SOURCE: © Nancy P. Alexander/Photo Edit

The makers of the board game Monopoly print about 50 billion dollars' worth of Monopoly money every year—coincidentally about the same as the amount of new U.S. currency issued in 2002. Every game has bills totaling 15,140 Monopoly dollars. At a cost of about 13 U.S. dollars per set, this "money" would be a good deal if you could buy things other than Boardwalk and Park Place with it. Unfortunately, attempts to pay for groceries, books, or rent with this particular form of money have been unsuccessful. And that's probably a good thing. Since the mid-1930s, Parker Brothers has sold over 200 million Monopoly games, containing more than 3 trillion Monopoly dollars.1

When we pay for our purchases in the real world, we have lots of choices: crisp new $20 bills, credit cards, debit cards, checks, or more complicated electronic methods. Regardless of the choice we make, we are using money to buy our food and clothes and pay our bills. To make sure we can do it, thousands of people work through every night, for the payments system really never sleeps.
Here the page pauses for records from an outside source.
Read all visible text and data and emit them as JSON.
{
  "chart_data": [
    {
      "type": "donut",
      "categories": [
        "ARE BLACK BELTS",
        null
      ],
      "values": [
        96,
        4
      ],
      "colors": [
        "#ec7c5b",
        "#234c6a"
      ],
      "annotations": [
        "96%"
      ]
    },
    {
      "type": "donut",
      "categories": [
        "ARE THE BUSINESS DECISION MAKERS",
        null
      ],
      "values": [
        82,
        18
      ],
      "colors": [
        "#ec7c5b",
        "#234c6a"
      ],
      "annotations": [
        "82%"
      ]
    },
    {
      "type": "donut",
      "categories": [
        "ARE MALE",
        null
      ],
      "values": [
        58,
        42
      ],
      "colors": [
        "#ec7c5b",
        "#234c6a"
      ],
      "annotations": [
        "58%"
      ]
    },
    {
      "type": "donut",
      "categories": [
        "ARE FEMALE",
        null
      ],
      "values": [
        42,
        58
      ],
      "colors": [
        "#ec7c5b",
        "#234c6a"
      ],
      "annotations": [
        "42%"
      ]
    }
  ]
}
The middle of the night is the busiest time for check-clearing operations. Trucks make pickups and deliveries, and a fleet of leased airplanes flies sacks of paper checks around the country. And the volumes are astounding. The Federal Reserve reports that in 2000 there were 103 billion non-cash payments made in the U.S., 65 percent of which were paper checks. That means something like 250 million paper checks and 150 million electronic payments were processed on an average business day. From the time you put a signed check into an envelope until it returns to you with your bank statement, that small piece of paper travels a long way. If you choose another way to pay, the path of that payment is just as complicated.

To understand why money is so important to the smooth functioning of the economy and how it improves everyone's well-being, we need to understand exactly what money is. Just why is a $20 bill issued by the U.S. government much more useful than $20 in Monopoly money? Furthermore, to quantify the impact of money on the economy, we need to be able to measure it. Those are the goals of this chapter: to understand what money is, how we use it, and how we measure it.